La strategia ufficiale è una resistenza a oltranza: un governo italiano compatto nella difesa di Rocco Buttiglione commissario europeo, anche se magari non più alla Giustizia. Ma quella sommersa lascia trapelare atteggiamenti meno eroici: con Palazzo Chigi attestato su una trincea mobile, e pronto a sacrificare Buttiglione sull’altare di un accordo che salvi la Commissione del portoghese José Manuel Barroso dal naufragio finale. Il fatto che ieri, per la seconda volta l’ex ministro alle Politiche comunitarie abbia smentito di aver parlato di dimissioni con Silvio Berlusconi, dà la misura del nervosismo e dell’incertezza nel centrodestra. Il ministro degli Esteri Franco Frattini ha giurato che, «allo stato, il candidato del governo italiano» rimane Buttiglione. Ma i maligni si sono soffermati sull’avverbio temporale, «allo stato». D’altronde, sotto voce si è aperta la caccia al sostituto. E Romano Prodi ha fatto capire che ci dovrebbe essere un profondo rimescolamento. Cambierà «più di un commissario», prevede il presidente uscente della Commissione Ue, costretto a rimanere dopo il rinvio del voto chiesto da Barroso per evitare la bocciatura: una proroga e una visibilità inaspettate, figlie della crisi istituzionale a Strasburgo.

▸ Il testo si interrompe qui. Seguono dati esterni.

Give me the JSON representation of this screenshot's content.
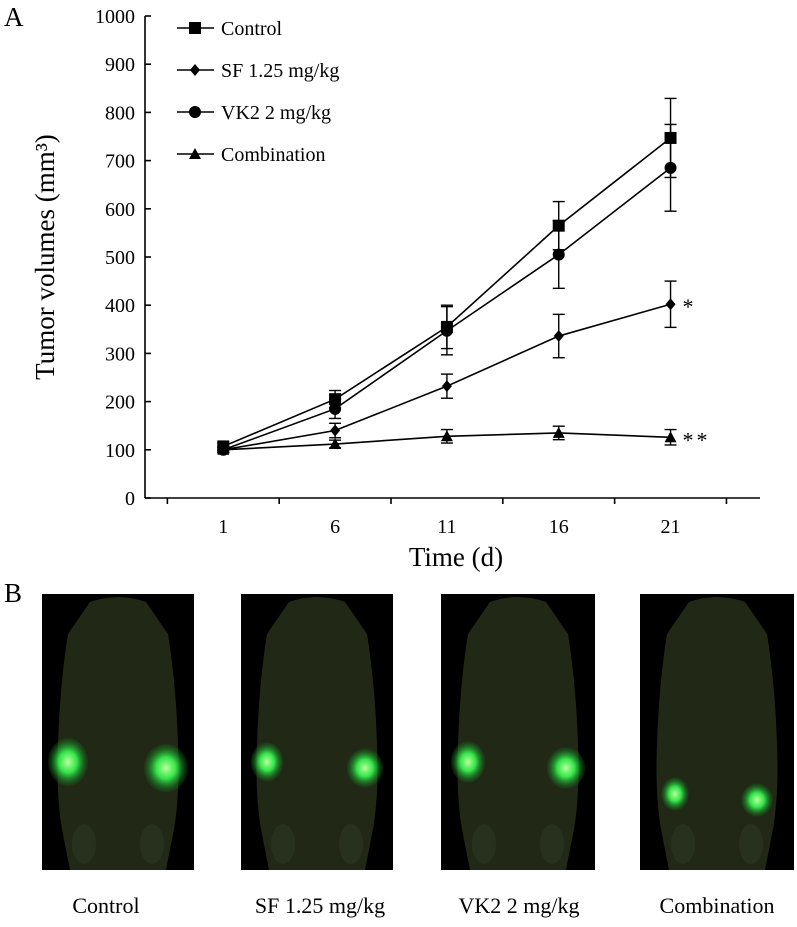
{
  "panel_labels": {
    "a": "A",
    "b": "B"
  },
  "chart_data": {
    "type": "line",
    "title": "",
    "xlabel": "Time (d)",
    "ylabel": "Tumor volumes (mm³)",
    "x": [
      1,
      6,
      11,
      16,
      21
    ],
    "xlim": [
      -2.5,
      25
    ],
    "ylim": [
      0,
      1000
    ],
    "yticks": [
      0,
      100,
      200,
      300,
      400,
      500,
      600,
      700,
      800,
      900,
      1000
    ],
    "legend_position": "top-left",
    "grid": false,
    "series": [
      {
        "name": "Control",
        "marker": "square",
        "values": [
          107,
          205,
          355,
          565,
          747
        ],
        "errors": [
          8,
          18,
          45,
          50,
          82
        ]
      },
      {
        "name": "SF 1.25 mg/kg",
        "marker": "diamond",
        "values": [
          100,
          140,
          232,
          336,
          402
        ],
        "errors": [
          6,
          15,
          25,
          45,
          48
        ],
        "annotation": "*"
      },
      {
        "name": "VK2 2 mg/kg",
        "marker": "circle",
        "values": [
          100,
          185,
          347,
          505,
          685
        ],
        "errors": [
          6,
          20,
          50,
          70,
          90
        ]
      },
      {
        "name": "Combination",
        "marker": "triangle",
        "values": [
          100,
          112,
          128,
          135,
          126
        ],
        "errors": [
          6,
          8,
          14,
          14,
          16
        ],
        "annotation": "**"
      }
    ]
  },
  "images": {
    "panels": [
      {
        "caption": "Control",
        "tumor_level": 1.0
      },
      {
        "caption": "SF 1.25 mg/kg",
        "tumor_level": 0.62
      },
      {
        "caption": "VK2 2 mg/kg",
        "tumor_level": 0.72
      },
      {
        "caption": "Combination",
        "tumor_level": 0.38
      }
    ]
  }
}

Così sarà lui, capo dell’opposizione a Silvio Berlusconi, a firmare domani il Trattato costituzionale di Roma; e oggi verrà ricevuto dal Papa. Ma soprattutto, il ruolo di garante della continuità della Commissione permette a Prodi di dare la propria versione di quanto sta avvenendo con un impatto maggiore. E la sua lettura risulta agli antipodi rispetto a quella governativa; sottolinea impietosamente l’isolamento europeo del centrodestra berlusconiano; piccona la tesi del pregiudizio antireligioso contro Buttiglione, cara alla maggioranza di governo.

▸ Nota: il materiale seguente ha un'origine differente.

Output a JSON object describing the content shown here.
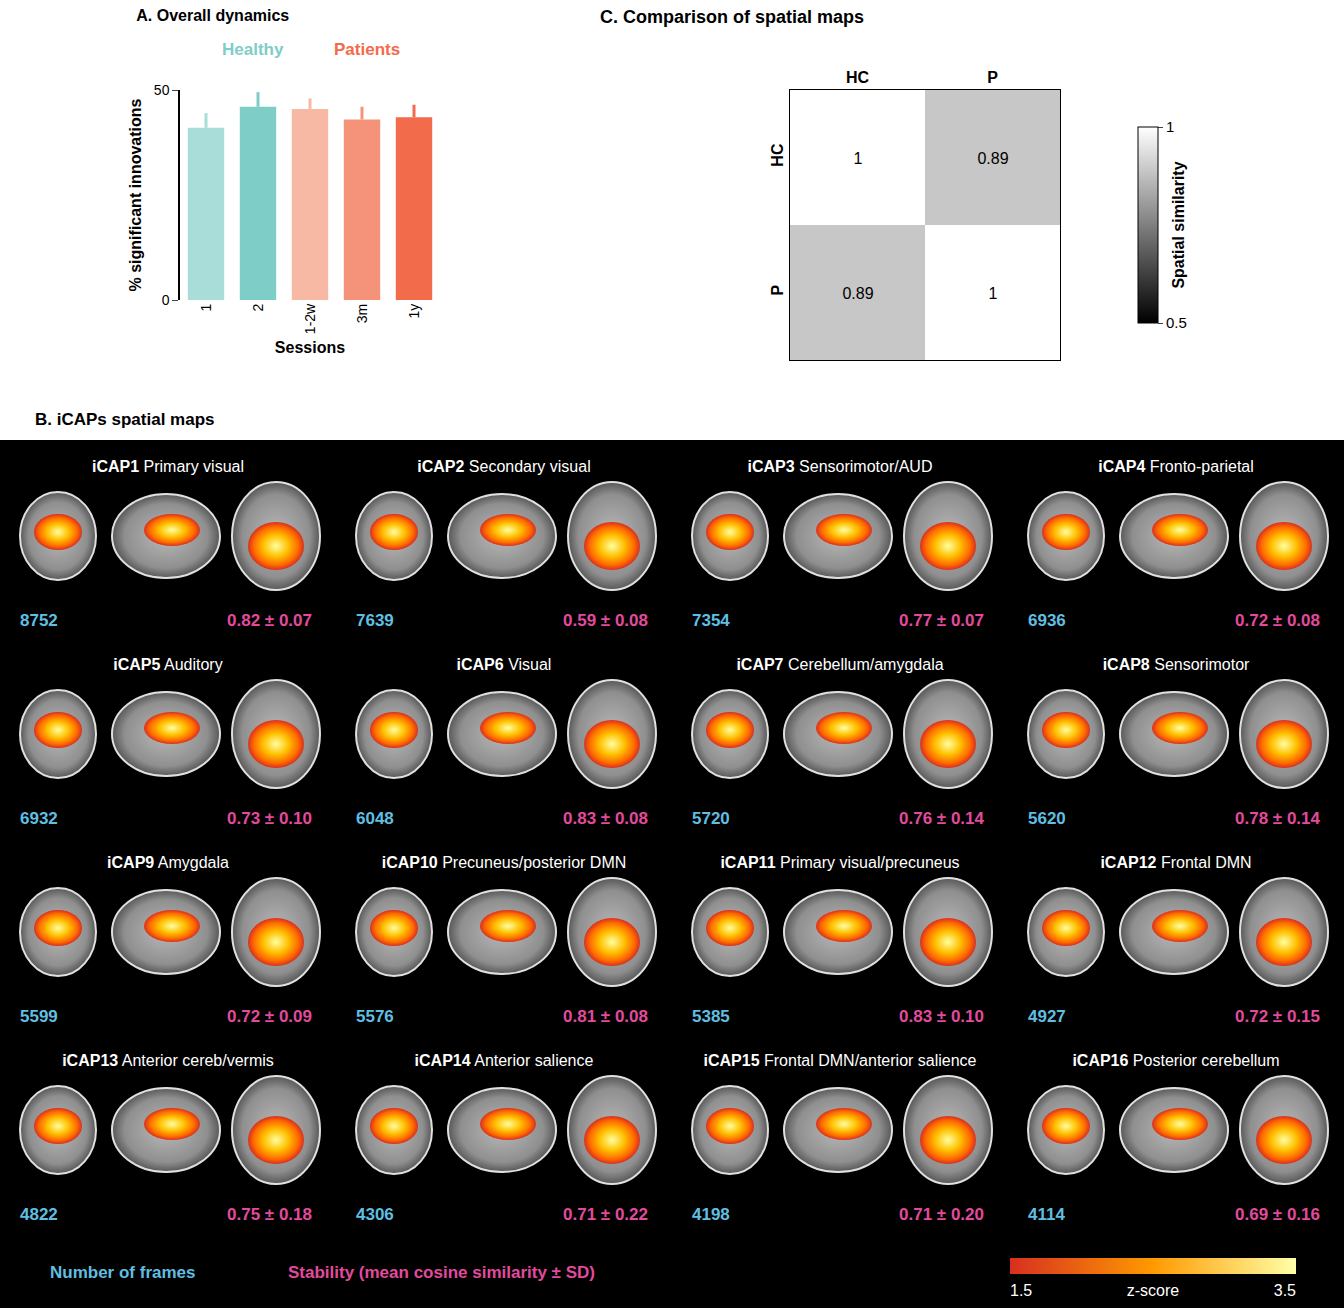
{
  "chart_data": [
    {
      "type": "bar",
      "title": "A. Overall dynamics",
      "xlabel": "Sessions",
      "ylabel": "% significant innovations",
      "categories": [
        "1",
        "2",
        "1-2w",
        "3m",
        "1y"
      ],
      "ylim": [
        0,
        50
      ],
      "yticks": [
        0,
        50
      ],
      "grid": false,
      "series": [
        {
          "name": "Healthy",
          "color": "#7fcdc7",
          "values": [
            41,
            46,
            null,
            null,
            null
          ],
          "errors": [
            3.5,
            3.5,
            null,
            null,
            null
          ],
          "colors": [
            "#a9ddd9",
            "#7fcdc7",
            null,
            null,
            null
          ]
        },
        {
          "name": "Patients",
          "color": "#f26b4b",
          "values": [
            null,
            null,
            45.5,
            43,
            43.5
          ],
          "errors": [
            null,
            null,
            2.5,
            3,
            3
          ],
          "colors": [
            null,
            null,
            "#f7b9a3",
            "#f4937a",
            "#f26b4b"
          ]
        }
      ]
    },
    {
      "type": "heatmap",
      "title": "C. Comparison of spatial maps",
      "x": [
        "HC",
        "P"
      ],
      "y": [
        "HC",
        "P"
      ],
      "values": [
        [
          1,
          0.89
        ],
        [
          0.89,
          1
        ]
      ],
      "data_labels": true,
      "colorbar": {
        "title": "Spatial similarity",
        "range": [
          0.5,
          1
        ],
        "ticks": [
          0.5,
          1
        ]
      }
    }
  ],
  "panel_b": {
    "title": "B. iCAPs spatial maps",
    "maps": [
      {
        "id": "iCAP1",
        "label": "Primary visual",
        "frames": 8752,
        "stability": "0.82 ± 0.07"
      },
      {
        "id": "iCAP2",
        "label": "Secondary visual",
        "frames": 7639,
        "stability": "0.59 ± 0.08"
      },
      {
        "id": "iCAP3",
        "label": "Sensorimotor/AUD",
        "frames": 7354,
        "stability": "0.77 ± 0.07"
      },
      {
        "id": "iCAP4",
        "label": "Fronto-parietal",
        "frames": 6936,
        "stability": "0.72 ± 0.08"
      },
      {
        "id": "iCAP5",
        "label": "Auditory",
        "frames": 6932,
        "stability": "0.73 ± 0.10"
      },
      {
        "id": "iCAP6",
        "label": "Visual",
        "frames": 6048,
        "stability": "0.83 ± 0.08"
      },
      {
        "id": "iCAP7",
        "label": "Cerebellum/amygdala",
        "frames": 5720,
        "stability": "0.76 ± 0.14"
      },
      {
        "id": "iCAP8",
        "label": "Sensorimotor",
        "frames": 5620,
        "stability": "0.78 ± 0.14"
      },
      {
        "id": "iCAP9",
        "label": "Amygdala",
        "frames": 5599,
        "stability": "0.72 ± 0.09"
      },
      {
        "id": "iCAP10",
        "label": "Precuneus/posterior DMN",
        "frames": 5576,
        "stability": "0.81 ± 0.08"
      },
      {
        "id": "iCAP11",
        "label": "Primary visual/precuneus",
        "frames": 5385,
        "stability": "0.83 ± 0.10"
      },
      {
        "id": "iCAP12",
        "label": "Frontal DMN",
        "frames": 4927,
        "stability": "0.72 ± 0.15"
      },
      {
        "id": "iCAP13",
        "label": "Anterior cereb/vermis",
        "frames": 4822,
        "stability": "0.75 ± 0.18"
      },
      {
        "id": "iCAP14",
        "label": "Anterior salience",
        "frames": 4306,
        "stability": "0.71 ± 0.22"
      },
      {
        "id": "iCAP15",
        "label": "Frontal DMN/anterior salience",
        "frames": 4198,
        "stability": "0.71 ± 0.20"
      },
      {
        "id": "iCAP16",
        "label": "Posterior cerebellum",
        "frames": 4114,
        "stability": "0.69 ± 0.16"
      }
    ],
    "legend": {
      "frames": "Number of frames",
      "stability": "Stability (mean cosine similarity ± SD)"
    },
    "colorbar": {
      "title": "z-score",
      "range": [
        1.5,
        3.5
      ],
      "ticks": [
        1.5,
        3.5
      ]
    }
  }
}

«Trattandosi della Giustizia, non c’entra la mancata ratifica da parte dell’Italia del mandato di cattura europeo?», ha chiesto retoricamente in tv il presidente della Commissione Ue. Per molti parlamentari «ha giocato questa motivazione», si è risposto evocando un veto non scritto. Ma se la tesi è esatta, qualunque commissario alla Giustizia in odore di berlusconismo verrebbe sgambettato: agli occhi dell’Europa, inaffidabile sarebbe l’Italia di centrodestra che si presenta con il «papista» Buttiglione.

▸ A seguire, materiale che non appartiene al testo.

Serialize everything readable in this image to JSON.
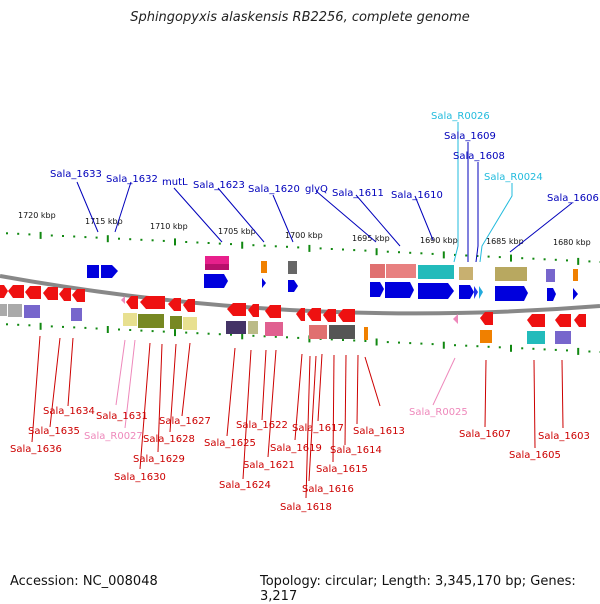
{
  "title": "Sphingopyxis alaskensis RB2256, complete genome",
  "accession": "Accession: NC_008048",
  "summary": "Topology: circular; Length: 3,345,170 bp; Genes: 3,217",
  "colors": {
    "top_label": "#0000bb",
    "rna_top_label": "#22bbdd",
    "bottom_label": "#cc0000",
    "rna_bottom_label": "#ee88bb",
    "backbone": "#888888",
    "tick": "#118811"
  },
  "scale_labels": [
    "1720 kbp",
    "1715 kbp",
    "1710 kbp",
    "1705 kbp",
    "1700 kbp",
    "1695 kbp",
    "1690 kbp",
    "1685 kbp",
    "1680 kbp"
  ],
  "top_labels": [
    "Sala_1633",
    "Sala_1632",
    "mutL",
    "Sala_1623",
    "Sala_1620",
    "glyQ",
    "Sala_1611",
    "Sala_1610",
    "Sala_R0026",
    "Sala_1609",
    "Sala_1608",
    "Sala_R0024",
    "Sala_1606"
  ],
  "bottom_labels": [
    "Sala_1634",
    "Sala_1635",
    "Sala_1636",
    "Sala_1631",
    "Sala_R0027",
    "Sala_1627",
    "Sala_1628",
    "Sala_1629",
    "Sala_1630",
    "Sala_1625",
    "Sala_1622",
    "Sala_1624",
    "Sala_1621",
    "Sala_1619",
    "Sala_1617",
    "Sala_1616",
    "Sala_1618",
    "Sala_1615",
    "Sala_1614",
    "Sala_1613",
    "Sala_R0025",
    "Sala_1607",
    "Sala_1605",
    "Sala_1603"
  ]
}
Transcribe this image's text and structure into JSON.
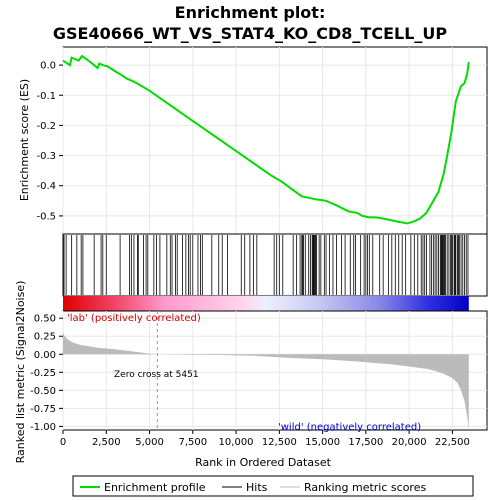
{
  "chart_data": {
    "type": "line",
    "title_line1": "Enrichment plot:",
    "title_line2": "GSE40666_WT_VS_STAT4_KO_CD8_TCELL_UP",
    "xlabel": "Rank in Ordered Dataset",
    "ylabel_top": "Enrichment score (ES)",
    "ylabel_bottom": "Ranked list metric (Signal2Noise)",
    "xlim": [
      0,
      24500
    ],
    "x_ticks": [
      0,
      2500,
      5000,
      7500,
      10000,
      12500,
      15000,
      17500,
      20000,
      22500
    ],
    "x_tick_labels": [
      "0",
      "2,500",
      "5,000",
      "7,500",
      "10,000",
      "12,500",
      "15,000",
      "17,500",
      "20,000",
      "22,500"
    ],
    "es_ylim": [
      -0.56,
      0.06
    ],
    "es_ticks": [
      0.0,
      -0.1,
      -0.2,
      -0.3,
      -0.4,
      -0.5
    ],
    "es_tick_labels": [
      "0.0",
      "-0.1",
      "-0.2",
      "-0.3",
      "-0.4",
      "-0.5"
    ],
    "metric_ylim": [
      -1.05,
      0.6
    ],
    "metric_ticks": [
      0.5,
      0.25,
      0.0,
      -0.25,
      -0.5,
      -0.75,
      -1.0
    ],
    "metric_tick_labels": [
      "0.50",
      "0.25",
      "0.00",
      "-0.25",
      "-0.50",
      "-0.75",
      "-1.00"
    ],
    "es_curve": {
      "x": [
        0,
        400,
        500,
        900,
        1100,
        1400,
        1700,
        2000,
        2100,
        2300,
        2600,
        3000,
        3300,
        3700,
        4100,
        4500,
        5000,
        6000,
        7000,
        8000,
        9000,
        10000,
        11000,
        12000,
        12600,
        13200,
        13800,
        14200,
        14600,
        15200,
        15800,
        16500,
        17000,
        17300,
        17700,
        18100,
        18600,
        19000,
        19400,
        19900,
        20200,
        20600,
        21000,
        21400,
        21700,
        22000,
        22200,
        22450,
        22700,
        23000,
        23200,
        23350,
        23450
      ],
      "y": [
        0.015,
        0.0,
        0.025,
        0.015,
        0.03,
        0.018,
        0.005,
        -0.01,
        0.005,
        0.0,
        -0.005,
        -0.02,
        -0.03,
        -0.045,
        -0.055,
        -0.068,
        -0.085,
        -0.125,
        -0.165,
        -0.205,
        -0.245,
        -0.285,
        -0.325,
        -0.365,
        -0.385,
        -0.41,
        -0.435,
        -0.44,
        -0.445,
        -0.45,
        -0.465,
        -0.485,
        -0.49,
        -0.5,
        -0.505,
        -0.505,
        -0.51,
        -0.515,
        -0.52,
        -0.525,
        -0.52,
        -0.51,
        -0.49,
        -0.45,
        -0.42,
        -0.36,
        -0.3,
        -0.22,
        -0.12,
        -0.07,
        -0.06,
        -0.03,
        0.01
      ]
    },
    "hits": [
      60,
      180,
      500,
      800,
      1050,
      1150,
      1800,
      2200,
      2300,
      2500,
      3300,
      3850,
      3950,
      4100,
      4300,
      4350,
      4650,
      4800,
      4900,
      5250,
      5400,
      5600,
      6000,
      6200,
      6300,
      6500,
      6600,
      6900,
      7100,
      7250,
      7350,
      7500,
      7800,
      7950,
      8050,
      8600,
      9000,
      9200,
      9500,
      10300,
      10500,
      10800,
      11000,
      11200,
      12200,
      12350,
      12500,
      12700,
      13300,
      13500,
      13700,
      13800,
      13850,
      13900,
      14000,
      14200,
      14300,
      14400,
      14450,
      14500,
      14550,
      14600,
      14650,
      14800,
      14900,
      15100,
      15200,
      15400,
      15600,
      15800,
      16100,
      16300,
      16600,
      16800,
      16900,
      17200,
      17400,
      17500,
      17600,
      17700,
      17900,
      18300,
      18500,
      18800,
      19000,
      19200,
      19400,
      19600,
      19800,
      20100,
      20300,
      20500,
      20700,
      20800,
      20900,
      21000,
      21200,
      21300,
      21400,
      21500,
      21600,
      21700,
      21800,
      21850,
      21900,
      21950,
      22000,
      22050,
      22100,
      22200,
      22300,
      22400,
      22450,
      22500,
      22600,
      22650,
      22700,
      22800,
      22850,
      22900,
      23000,
      23100,
      23200,
      23300,
      23400
    ],
    "metric_curve": {
      "x": [
        0,
        100,
        300,
        600,
        1000,
        1500,
        2000,
        3000,
        4000,
        5000,
        5451,
        7000,
        9000,
        11000,
        13000,
        15000,
        17000,
        19000,
        20000,
        21000,
        21500,
        22000,
        22500,
        22800,
        23000,
        23200,
        23350,
        23450
      ],
      "y": [
        0.3,
        0.25,
        0.2,
        0.16,
        0.13,
        0.11,
        0.09,
        0.07,
        0.04,
        0.01,
        0.0,
        -0.005,
        -0.01,
        -0.02,
        -0.05,
        -0.07,
        -0.1,
        -0.14,
        -0.17,
        -0.2,
        -0.23,
        -0.27,
        -0.33,
        -0.4,
        -0.5,
        -0.65,
        -0.85,
        -1.05
      ]
    },
    "total_genes": 23450,
    "zero_cross_x": 5451,
    "annotations": {
      "positive": "'lab' (positively correlated)",
      "negative": "'wild' (negatively correlated)",
      "zero_cross": "Zero cross at 5451"
    },
    "legend": [
      {
        "label": "Enrichment profile",
        "color": "#00dd00"
      },
      {
        "label": "Hits",
        "color": "#000000"
      },
      {
        "label": "Ranking metric scores",
        "color": "#bbbbbb"
      }
    ],
    "colors": {
      "es_line": "#00dd00",
      "hit": "#000000",
      "metric_fill": "#bbbbbb",
      "grid": "#e8e8e8",
      "zero_line": "#888888"
    }
  }
}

Ma la religione non c’entra, garantisce Prodi. «Come due miei predecessori profondamente cattolici, Delors e Santer, in Europa non ho mai sentito discriminazioni». Sono parole che ribadiscono il suo legame con le istituzioni del Vecchio Continente; ed esaltano le difficoltà di Berlusconi. Prodi sa che la vicenda si chiuderà entro novembre: probabilmente con l’insediamento di una Commissione Barroso riveduta e corretta. Ma sa anche che l’ombra del caso Buttiglione potrebbe perseguitare Palazzo Chigi molto più a lungo. E le elezioni si avvicinano.